Música e mensagem - Dona da minha cabeça

Francisco Muniz
(publicado na revista Visão Espírita n. 20 - Março de 2000)

Dona da minha cabeça, ela vem com o carnaval
toda paixão recomeça, ela é bonita, é demais
não há um porto seguro, futuro também não há
mas faz tanta diferença quando ela dança, dança
eu digo e ela não acredita, ela é bonita demais

Dona da minha cabeça, quero tanto lhe ver chegar
quero saciar minha sede milhões de vezes, milhões de vezes
na força dessa beleza é que eu sinto firmeza e paz
por isso nunca desapareça, nunca me esqueça
não te esqueço jamais

Eu digo e ela não acredita, ela é bonita demais
Eu digo e ela não acredita, ela é bonita, é bonita

Uma vez que o que "faz" nossa cabeça é verdadeiramente a consciência, podemos entender que a "dona da min ha cabeça" de que fala a música de Geraldo Azevedo seja a conscientização a respeito de nós mesmos - e isto a Doutrina Espírita nos proporciona com grande excelência -, que surge quase sempre nos momentos de "carnaval", isto é, quando atravessamos mais momentos de turbulência que de alegria.
É então que, imersos em dúvidas, incertezas e, por vezes, em terrores e pesadelos, somos levados a nos confrontar com algo superior a nossa vontade, a nossos conceitos, à simples ideia do que seja a realidade, porquanto já não aceitamos a situação de verdadeira morbidade em que nos encontramos, com as emoções em desalinho, condição própria do paroxismo das paixões.
Assim, pois, a conscientização representa o instante em que nos damos conta de que ferimos as leis divinas, as leis que regulam a natureza, seja em nosso íntimo, seja fora de nós, e entendemos que se torna necessária a correção que nos beneficiará modificando essa condição anômala para nos fazer trilhar o caminho da felicidade novamente - eis, portanto, porque a conscientização "é bonita, é demais"...
Nas questões 619 e seguintes de O Livro dos Espíritos, Allan Kardec faz perguntas acerca do conhecimento da lei natural, recebendo a informação de que todos os homens podem conhecê-la, embora bem poucos a compreendam, e que esse conhecimento é condição sine qua non para o progresso da Humanidade.
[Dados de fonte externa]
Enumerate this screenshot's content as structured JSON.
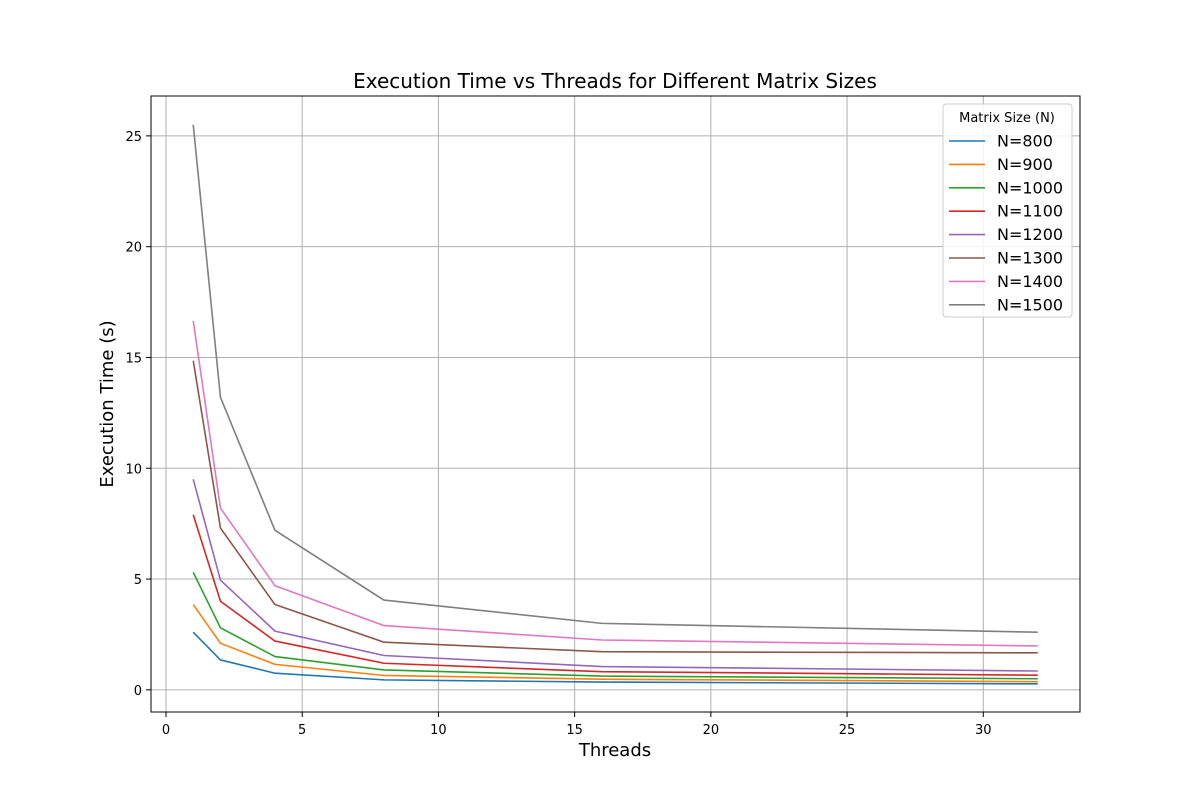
{
  "chart_data": {
    "type": "line",
    "title": "Execution Time vs Threads for Different Matrix Sizes",
    "xlabel": "Threads",
    "ylabel": "Execution Time (s)",
    "xlim": [
      -0.55,
      33.55
    ],
    "ylim": [
      -1.0,
      26.8
    ],
    "xticks": [
      0,
      5,
      10,
      15,
      20,
      25,
      30
    ],
    "yticks": [
      0,
      5,
      10,
      15,
      20,
      25
    ],
    "grid": true,
    "legend_title": "Matrix Size (N)",
    "legend_position": "top-right",
    "x": [
      1,
      2,
      4,
      8,
      16,
      32
    ],
    "series": [
      {
        "name": "N=800",
        "color": "#1f77b4",
        "values": [
          2.6,
          1.35,
          0.75,
          0.45,
          0.35,
          0.27
        ]
      },
      {
        "name": "N=900",
        "color": "#ff7f0e",
        "values": [
          3.85,
          2.1,
          1.15,
          0.65,
          0.48,
          0.37
        ]
      },
      {
        "name": "N=1000",
        "color": "#2ca02c",
        "values": [
          5.3,
          2.8,
          1.5,
          0.9,
          0.62,
          0.5
        ]
      },
      {
        "name": "N=1100",
        "color": "#d62728",
        "values": [
          7.9,
          4.0,
          2.2,
          1.2,
          0.82,
          0.66
        ]
      },
      {
        "name": "N=1200",
        "color": "#9467bd",
        "values": [
          9.5,
          4.95,
          2.65,
          1.55,
          1.05,
          0.85
        ]
      },
      {
        "name": "N=1300",
        "color": "#8c564b",
        "values": [
          14.85,
          7.3,
          3.85,
          2.15,
          1.72,
          1.67
        ]
      },
      {
        "name": "N=1400",
        "color": "#e377c2",
        "values": [
          16.65,
          8.2,
          4.7,
          2.9,
          2.25,
          1.98
        ]
      },
      {
        "name": "N=1500",
        "color": "#7f7f7f",
        "values": [
          25.5,
          13.2,
          7.2,
          4.05,
          3.0,
          2.6
        ]
      }
    ]
  }
}
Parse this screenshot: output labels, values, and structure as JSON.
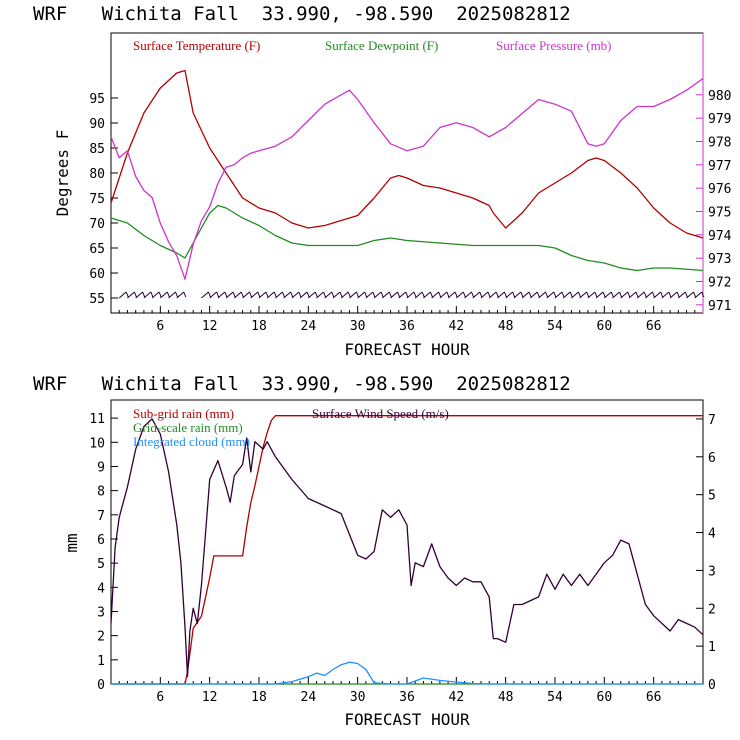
{
  "chart_data": [
    {
      "type": "line",
      "title": "WRF   Wichita Fall  33.990, -98.590  2025082812",
      "xlabel": "FORECAST HOUR",
      "ylabel": "Degrees F",
      "xlim": [
        0,
        72
      ],
      "ylim": [
        52,
        108
      ],
      "y2lim": [
        970.65,
        982.65
      ],
      "xticks": [
        6,
        12,
        18,
        24,
        30,
        36,
        42,
        48,
        54,
        60,
        66
      ],
      "yticks": [
        55,
        60,
        65,
        70,
        75,
        80,
        85,
        90,
        95
      ],
      "y2ticks": [
        971,
        972,
        973,
        974,
        975,
        976,
        977,
        978,
        979,
        980
      ],
      "legend_placement": "top",
      "colors": {
        "temperature": "#b30000",
        "dewpoint": "#228b22",
        "pressure": "#cc33cc",
        "wind_barbs": "#1a0033"
      },
      "series": [
        {
          "name": "Surface Temperature (F)",
          "axis": "left",
          "color": "#b30000",
          "x": [
            0,
            2,
            4,
            6,
            8,
            9,
            10,
            12,
            14,
            16,
            18,
            20,
            22,
            24,
            26,
            28,
            30,
            32,
            34,
            35,
            36,
            38,
            40,
            42,
            44,
            46,
            46.5,
            48,
            50,
            52,
            54,
            56,
            58,
            59,
            60,
            62,
            64,
            66,
            68,
            70,
            72
          ],
          "y": [
            74,
            84,
            92,
            97,
            100,
            100.5,
            92,
            85,
            80,
            75,
            73,
            72,
            70,
            69,
            69.5,
            70.5,
            71.5,
            75,
            79,
            79.5,
            79,
            77.5,
            77,
            76,
            75,
            73.5,
            72,
            69,
            72,
            76,
            78,
            80,
            82.5,
            83,
            82.5,
            80,
            77,
            73,
            70,
            68,
            67
          ]
        },
        {
          "name": "Surface Dewpoint (F)",
          "axis": "left",
          "color": "#228b22",
          "x": [
            0,
            2,
            4,
            6,
            8,
            9,
            10,
            11,
            12,
            13,
            14,
            16,
            18,
            20,
            22,
            24,
            26,
            28,
            30,
            32,
            34,
            36,
            40,
            44,
            48,
            52,
            54,
            56,
            58,
            60,
            62,
            64,
            66,
            68,
            72
          ],
          "y": [
            71,
            70,
            67.5,
            65.5,
            64,
            63,
            66,
            69,
            72,
            73.5,
            73,
            71,
            69.5,
            67.5,
            66,
            65.5,
            65.5,
            65.5,
            65.5,
            66.5,
            67,
            66.5,
            66,
            65.5,
            65.5,
            65.5,
            65,
            63.5,
            62.5,
            62,
            61,
            60.5,
            61,
            61,
            60.5
          ]
        },
        {
          "name": "Surface Pressure (mb)",
          "axis": "right",
          "color": "#cc33cc",
          "x": [
            0,
            1,
            2,
            3,
            4,
            5,
            6,
            7,
            8,
            9,
            10,
            11,
            12,
            13,
            14,
            15,
            16,
            17,
            18,
            20,
            22,
            24,
            26,
            28,
            29,
            30,
            32,
            34,
            36,
            38,
            40,
            42,
            44,
            46,
            48,
            50,
            52,
            54,
            56,
            58,
            59,
            60,
            62,
            64,
            66,
            68,
            70,
            72
          ],
          "y": [
            978.2,
            977.3,
            977.6,
            976.5,
            975.9,
            975.6,
            974.5,
            973.7,
            973.1,
            972.1,
            973.6,
            974.6,
            975.2,
            976.2,
            976.9,
            977.0,
            977.3,
            977.5,
            977.6,
            977.8,
            978.2,
            978.9,
            979.6,
            980.0,
            980.2,
            979.8,
            978.8,
            977.9,
            977.6,
            977.8,
            978.6,
            978.8,
            978.6,
            978.2,
            978.6,
            979.2,
            979.8,
            979.6,
            979.3,
            977.9,
            977.8,
            977.9,
            978.9,
            979.5,
            979.5,
            979.8,
            980.2,
            980.7
          ]
        }
      ],
      "wind_barbs": {
        "y_level": 55,
        "x": [
          1,
          2,
          3,
          4,
          5,
          6,
          7,
          8,
          11,
          12,
          13,
          14,
          15,
          16,
          17,
          18,
          19,
          20,
          21,
          22,
          23,
          24,
          25,
          26,
          27,
          28,
          29,
          30,
          31,
          32,
          33,
          34,
          35,
          36,
          37,
          38,
          39,
          40,
          41,
          42,
          43,
          44,
          45,
          46,
          47,
          48,
          49,
          50,
          51,
          52,
          53,
          54,
          55,
          56,
          57,
          58,
          59,
          60,
          61,
          62,
          63,
          64,
          65,
          66,
          67,
          68,
          69,
          70,
          71
        ]
      }
    },
    {
      "type": "line",
      "title": "WRF   Wichita Fall  33.990, -98.590  2025082812",
      "xlabel": "FORECAST HOUR",
      "ylabel": "mm",
      "xlim": [
        0,
        72
      ],
      "ylim": [
        0,
        11.75
      ],
      "y2lim": [
        0,
        7.5
      ],
      "xticks": [
        6,
        12,
        18,
        24,
        30,
        36,
        42,
        48,
        54,
        60,
        66
      ],
      "yticks": [
        0,
        1,
        2,
        3,
        4,
        5,
        6,
        7,
        8,
        9,
        10,
        11
      ],
      "y2ticks": [
        0,
        1,
        2,
        3,
        4,
        5,
        6,
        7
      ],
      "legend_placement": "top-left",
      "colors": {
        "subgrid": "#b30000",
        "gridscale": "#228b22",
        "cloud": "#1e90ff",
        "wind": "#330033"
      },
      "series": [
        {
          "name": "Sub-grid rain (mm)",
          "axis": "left",
          "color": "#b30000",
          "x": [
            0,
            9,
            9.3,
            10,
            11,
            11.5,
            12,
            12.5,
            13,
            15,
            16,
            16.5,
            17,
            17.5,
            18,
            18.5,
            19,
            19.5,
            20,
            21,
            72
          ],
          "y": [
            0,
            0,
            0.5,
            2.3,
            2.8,
            3.6,
            4.4,
            5.3,
            5.3,
            5.3,
            5.3,
            6.5,
            7.5,
            8.2,
            9.0,
            9.8,
            10.4,
            10.9,
            11.1,
            11.1,
            11.1
          ]
        },
        {
          "name": "Grid-scale rain (mm)",
          "axis": "left",
          "color": "#228b22",
          "x": [
            0,
            72
          ],
          "y": [
            0,
            0
          ]
        },
        {
          "name": "Integrated cloud (mm)",
          "axis": "left",
          "color": "#1e90ff",
          "x": [
            0,
            20,
            22,
            24,
            25,
            26,
            27,
            28,
            29,
            30,
            31,
            32,
            34,
            36,
            38,
            40,
            42,
            44,
            46,
            72
          ],
          "y": [
            0,
            0,
            0.1,
            0.3,
            0.45,
            0.35,
            0.6,
            0.8,
            0.9,
            0.85,
            0.6,
            0.05,
            0,
            0,
            0.25,
            0.15,
            0.08,
            0.02,
            0,
            0
          ]
        },
        {
          "name": "Surface Wind Speed (m/s)",
          "axis": "right",
          "color": "#330033",
          "x": [
            0,
            0.5,
            1,
            2,
            3,
            4,
            5,
            6,
            7,
            8,
            8.5,
            9,
            9.3,
            9.6,
            10,
            10.5,
            11,
            11.5,
            12,
            13,
            14,
            14.5,
            15,
            16,
            16.5,
            17,
            17.5,
            18,
            18.5,
            19,
            20,
            22,
            24,
            26,
            28,
            30,
            31,
            32,
            33,
            34,
            35,
            36,
            36.5,
            37,
            38,
            39,
            40,
            41,
            42,
            43,
            44,
            45,
            46,
            46.5,
            47,
            48,
            49,
            50,
            52,
            53,
            54,
            55,
            56,
            57,
            58,
            59,
            60,
            61,
            62,
            63,
            64,
            65,
            66,
            67,
            68,
            69,
            70,
            71,
            72
          ],
          "y": [
            1.6,
            3.6,
            4.4,
            5.2,
            6.2,
            6.8,
            7.0,
            6.6,
            5.6,
            4.2,
            3.2,
            1.5,
            0.2,
            1.4,
            2.0,
            1.6,
            2.6,
            4.0,
            5.4,
            5.9,
            5.2,
            4.8,
            5.5,
            5.8,
            6.5,
            5.6,
            6.4,
            6.3,
            6.2,
            6.4,
            6.0,
            5.4,
            4.9,
            4.7,
            4.5,
            3.4,
            3.3,
            3.5,
            4.6,
            4.4,
            4.6,
            4.2,
            2.6,
            3.2,
            3.1,
            3.7,
            3.1,
            2.8,
            2.6,
            2.8,
            2.7,
            2.7,
            2.3,
            1.2,
            1.2,
            1.1,
            2.1,
            2.1,
            2.3,
            2.9,
            2.5,
            2.9,
            2.6,
            2.9,
            2.6,
            2.9,
            3.2,
            3.4,
            3.8,
            3.7,
            2.9,
            2.1,
            1.8,
            1.6,
            1.4,
            1.7,
            1.6,
            1.5,
            1.3
          ]
        }
      ]
    }
  ]
}
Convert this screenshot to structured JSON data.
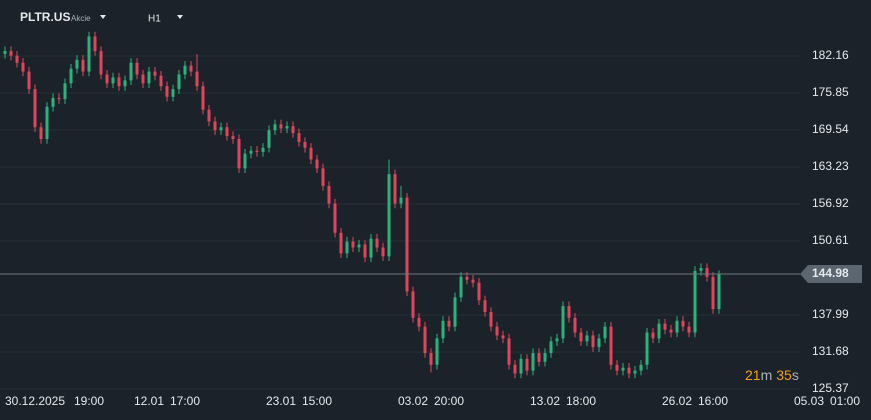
{
  "toolbar": {
    "symbol": "PLTR.US",
    "asset_type": "Akcie",
    "timeframe": "H1"
  },
  "countdown": {
    "minutes": "21",
    "minutes_unit": "m",
    "seconds": "35",
    "seconds_unit": "s"
  },
  "chart_data": {
    "type": "candlestick",
    "up_color": "#2bb37d",
    "down_color": "#e0455c",
    "ylim": [
      122.64,
      190.0
    ],
    "yticks": [
      125.37,
      131.68,
      137.99,
      150.61,
      156.92,
      163.23,
      169.54,
      175.85,
      182.16
    ],
    "grid": true,
    "last_price": 144.98,
    "categories": [
      null,
      null,
      null,
      null,
      null,
      "30.12.2025",
      null,
      null,
      null,
      null,
      null,
      null,
      null,
      null,
      "19:00",
      null,
      null,
      null,
      null,
      null,
      null,
      null,
      null,
      null,
      "12.01",
      null,
      null,
      null,
      null,
      null,
      "17:00",
      null,
      null,
      null,
      null,
      null,
      null,
      null,
      null,
      null,
      null,
      null,
      null,
      null,
      null,
      null,
      "23.01",
      null,
      null,
      null,
      null,
      null,
      "15:00",
      null,
      null,
      null,
      null,
      null,
      null,
      null,
      null,
      null,
      null,
      null,
      null,
      null,
      null,
      null,
      "03.02",
      null,
      null,
      null,
      null,
      null,
      "20:00",
      null,
      null,
      null,
      null,
      null,
      null,
      null,
      null,
      null,
      null,
      null,
      null,
      null,
      null,
      null,
      "13.02",
      null,
      null,
      null,
      null,
      null,
      "18:00",
      null,
      null,
      null,
      null,
      null,
      null,
      null,
      null,
      null,
      null,
      null,
      null,
      null,
      null,
      null,
      "26.02",
      null,
      null,
      null,
      null,
      null,
      "16:00",
      null,
      null,
      null,
      null,
      null,
      null,
      null,
      null,
      null,
      null,
      null,
      null,
      null,
      null,
      null,
      "05.03",
      null,
      null,
      null,
      null,
      null,
      "01:00"
    ],
    "open": [
      182.5,
      183.0,
      182.2,
      181.0,
      179.5,
      176.5,
      170.0,
      168.0,
      173.5,
      175.0,
      174.8,
      177.5,
      180.0,
      181.5,
      179.5,
      185.5,
      183.0,
      179.0,
      177.5,
      178.5,
      177.0,
      178.0,
      181.0,
      179.0,
      177.5,
      179.5,
      178.8,
      177.0,
      175.2,
      176.5,
      179.0,
      180.5,
      179.5,
      177.0,
      173.0,
      171.0,
      169.5,
      170.0,
      168.5,
      168.0,
      163.0,
      165.5,
      166.0,
      165.8,
      166.5,
      169.5,
      170.5,
      169.8,
      170.2,
      169.0,
      167.5,
      166.5,
      164.5,
      163.0,
      160.0,
      157.0,
      152.0,
      148.5,
      150.5,
      149.5,
      150.0,
      147.8,
      151.0,
      149.5,
      148.0,
      162.0,
      157.0,
      158.0,
      142.0,
      137.5,
      136.0,
      131.5,
      129.5,
      134.0,
      137.0,
      136.0,
      141.0,
      144.5,
      144.0,
      143.5,
      140.5,
      138.5,
      136.0,
      134.5,
      134.0,
      129.5,
      128.0,
      130.5,
      128.5,
      131.5,
      130.0,
      131.5,
      133.5,
      134.0,
      139.5,
      137.5,
      135.0,
      133.5,
      134.5,
      132.5,
      134.0,
      136.0,
      129.5,
      128.5,
      129.0,
      128.0,
      128.5,
      129.5,
      135.0,
      134.0,
      136.5,
      135.5,
      135.0,
      137.0,
      136.0,
      135.0,
      145.5,
      146.0,
      144.5,
      139.0,
      null,
      null,
      null,
      null,
      null,
      null,
      null,
      null,
      null,
      null,
      null,
      null,
      null,
      null,
      null,
      null,
      null,
      null,
      null,
      null,
      null
    ],
    "high": [
      183.8,
      183.8,
      183.0,
      181.8,
      180.3,
      177.3,
      170.8,
      174.3,
      175.8,
      175.8,
      178.3,
      180.8,
      182.3,
      182.3,
      186.3,
      186.3,
      183.8,
      179.8,
      179.3,
      179.3,
      178.8,
      181.8,
      181.8,
      179.8,
      180.3,
      180.3,
      179.6,
      177.8,
      177.3,
      179.8,
      181.3,
      181.3,
      182.5,
      177.8,
      173.8,
      171.8,
      170.8,
      170.8,
      169.3,
      168.8,
      166.3,
      166.8,
      166.8,
      167.3,
      170.3,
      171.3,
      171.3,
      171.0,
      171.0,
      169.8,
      168.3,
      167.3,
      165.3,
      163.8,
      160.8,
      157.8,
      152.8,
      151.3,
      151.3,
      150.8,
      150.8,
      151.8,
      151.8,
      150.3,
      164.5,
      162.8,
      160.0,
      158.8,
      142.8,
      138.3,
      136.8,
      132.3,
      134.8,
      137.8,
      137.8,
      141.8,
      145.3,
      145.3,
      144.8,
      144.3,
      141.3,
      139.3,
      136.8,
      135.3,
      134.8,
      130.3,
      131.3,
      131.3,
      132.3,
      132.3,
      132.3,
      134.3,
      134.8,
      140.3,
      140.3,
      138.3,
      135.8,
      135.3,
      135.3,
      134.8,
      136.8,
      136.8,
      130.3,
      129.8,
      129.8,
      129.3,
      130.3,
      135.8,
      135.8,
      137.3,
      137.3,
      136.3,
      137.8,
      137.8,
      136.8,
      146.3,
      146.8,
      146.8,
      145.3,
      145.6,
      null,
      null,
      null,
      null,
      null,
      null,
      null,
      null,
      null,
      null,
      null,
      null,
      null,
      null,
      null,
      null,
      null,
      null,
      null,
      null,
      null
    ],
    "low": [
      181.7,
      181.4,
      180.2,
      178.7,
      175.7,
      169.2,
      167.2,
      167.2,
      172.7,
      174.0,
      174.0,
      176.7,
      179.2,
      178.7,
      178.7,
      182.2,
      178.2,
      176.7,
      176.7,
      176.2,
      176.2,
      177.2,
      178.2,
      176.7,
      176.7,
      178.0,
      176.2,
      174.4,
      174.4,
      175.7,
      178.2,
      178.7,
      176.2,
      172.2,
      170.2,
      168.7,
      168.7,
      167.7,
      167.2,
      162.2,
      162.2,
      164.7,
      165.0,
      165.0,
      165.7,
      168.7,
      169.0,
      169.0,
      168.2,
      166.7,
      165.7,
      163.7,
      162.2,
      159.2,
      156.2,
      151.2,
      147.7,
      147.7,
      148.7,
      148.7,
      147.0,
      147.0,
      148.7,
      147.2,
      147.2,
      156.2,
      156.2,
      141.2,
      136.7,
      135.2,
      130.7,
      128.2,
      128.7,
      133.2,
      135.2,
      135.2,
      140.2,
      143.2,
      142.7,
      139.7,
      137.7,
      135.2,
      133.7,
      133.2,
      128.7,
      127.2,
      127.2,
      127.7,
      127.7,
      129.2,
      129.2,
      130.7,
      132.7,
      133.2,
      136.7,
      134.2,
      132.7,
      132.7,
      131.7,
      131.7,
      133.2,
      128.7,
      127.7,
      127.7,
      127.2,
      127.2,
      127.7,
      128.7,
      133.2,
      133.2,
      134.7,
      134.2,
      134.2,
      135.2,
      134.2,
      134.2,
      144.7,
      143.7,
      138.2,
      138.2,
      null,
      null,
      null,
      null,
      null,
      null,
      null,
      null,
      null,
      null,
      null,
      null,
      null,
      null,
      null,
      null,
      null,
      null,
      null,
      null,
      null
    ],
    "close": [
      183.0,
      182.2,
      181.0,
      179.5,
      176.5,
      170.0,
      168.0,
      173.5,
      175.0,
      174.8,
      177.5,
      180.0,
      181.5,
      179.5,
      185.5,
      183.0,
      179.0,
      177.5,
      178.5,
      177.0,
      178.0,
      181.0,
      179.0,
      177.5,
      179.5,
      178.8,
      177.0,
      175.2,
      176.5,
      179.0,
      180.5,
      179.5,
      177.0,
      173.0,
      171.0,
      169.5,
      170.0,
      168.5,
      168.0,
      163.0,
      165.5,
      166.0,
      165.8,
      166.5,
      169.5,
      170.5,
      169.8,
      170.2,
      169.0,
      167.5,
      166.5,
      164.5,
      163.0,
      160.0,
      157.0,
      152.0,
      148.5,
      150.5,
      149.5,
      150.0,
      147.8,
      151.0,
      149.5,
      148.0,
      162.0,
      157.0,
      158.0,
      142.0,
      137.5,
      136.0,
      131.5,
      129.5,
      134.0,
      137.0,
      136.0,
      141.0,
      144.5,
      144.0,
      143.5,
      140.5,
      138.5,
      136.0,
      134.5,
      134.0,
      129.5,
      128.0,
      130.5,
      128.5,
      131.5,
      130.0,
      131.5,
      133.5,
      134.0,
      139.5,
      137.5,
      135.0,
      133.5,
      134.5,
      132.5,
      134.0,
      136.0,
      129.5,
      128.5,
      129.0,
      128.0,
      128.5,
      129.5,
      135.0,
      134.0,
      136.5,
      135.5,
      135.0,
      137.0,
      136.0,
      135.0,
      145.5,
      146.0,
      144.5,
      139.0,
      144.98,
      null,
      null,
      null,
      null,
      null,
      null,
      null,
      null,
      null,
      null,
      null,
      null,
      null,
      null,
      null,
      null,
      null,
      null,
      null,
      null,
      null
    ]
  }
}
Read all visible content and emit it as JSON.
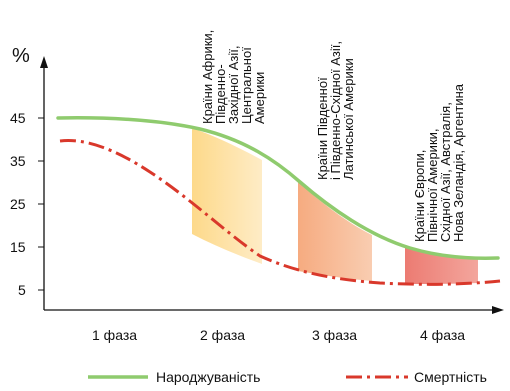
{
  "y_unit": "%",
  "y_ticks": [
    "45",
    "35",
    "25",
    "15",
    "5"
  ],
  "phases": [
    "1 фаза",
    "2 фаза",
    "3 фаза",
    "4 фаза"
  ],
  "region_labels": [
    [
      "Країни Африки,",
      "Південно-",
      "Західної Азії,",
      "Центральної",
      "Америки"
    ],
    [
      "Країни Південної",
      "і Південно-Східної Азії,",
      "Латинської Америки"
    ],
    [
      "Країни Європи,",
      "Північної Америки,",
      "Східної Азії, Австралія,",
      "Нова Зеландія, Аргентина"
    ]
  ],
  "legend": {
    "birth": "Народжуваність",
    "death": "Смертність"
  },
  "colors": {
    "birth": "#8fcb6e",
    "death": "#d9382b",
    "phase2_fill": "#fde3a0",
    "phase3_fill": "#f7bb98",
    "phase4_fill": "#ef8a80"
  }
}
Não se trata aí do progresso material, bem entendido.
Até a compreensão dessa lei, porém, ficamos como que levados ao sabor dos ventos e das correntezas, sem âncora, sem boia de salvação, sem abrigo ante a tempestade em que padecemos; assim, "não há um porto seguro, futuro também não há". Mas quando caímos em nós, conscientizando-nos finalmente de nossas fraquezas e potencialidades, ah! quanta diferença!
Está escrita na consciência de cada um a lei de Deus, conforme disseram os Espírito Superiores a Kardec (OLE, questão 621). Mas, devido a nossa incúria e ao entorpecimento de nossos sentidos espirituais frente às ilusões da matéria, nós nos esquecemos quase sempre de consultar a consciência e, qual fora um computador que armazenasse tais informações, esquecemos de acessar conhecimento tão importante. Por isso adquirimos conceitos e culturas que absolutamente não condizem com nossa condição espiritual e ao sermos confrontados com a verdade demoramos a reconhecê-la e a todo custo tentamos modificá-la segundo nosso canhestro entendimento; assim é que "eu digo e ela não acredita".
Em nosso estado de mendicância espiritual, ansiando pela luz do entendimento das verdades imorredouras, o que mais queremos é ver a chegada da "dona da minha cabeça", ou seja, o momento em que se nos iluminará a consciência. Como na imagem alegórica da luz no fim do túnel, essa iluminação só chega, porém, após caminharmos no escuro de nós mesmos, enfrentando os perigos do caminho.
Por outro lado, podemos acender uma lanterna que nos ajudará a chegar mais facilmente à luz maior; essa lanterna é o Evangelho de Jesus, melhor revelado através do conhecimento do Espiritismo, que, em suma, resgata a essência dos ensinos do Cristo de Deus. A simples leitura do Evangelho tem o poder de "saciar minha sede milhões de vezes". À luz do Espiritismo - doutrina de consolação e esclarecimento - refletimos que é "na força dessa beleza" que "eu sinto firmeza e paz" e, de posse de um novo estado de ânimo, em que a fé brota dos escombros deixados pela dor ou simplesmente da terra adubada pelo entendimento, reconhecemos a necessidade de enxergar a nós próprios não mais como antes, de um ponto de vista mesquinho e exclusivista, mas com largueza de visão, vendo-nos realmente como seres comprometidos com os planos de Deus em tornar este e outros mundos melhores, a começar de nós mesmos. E assim enxergamos a beleza, a justiça e a paz verdadeiras, das quais não queremos jamais nos separar.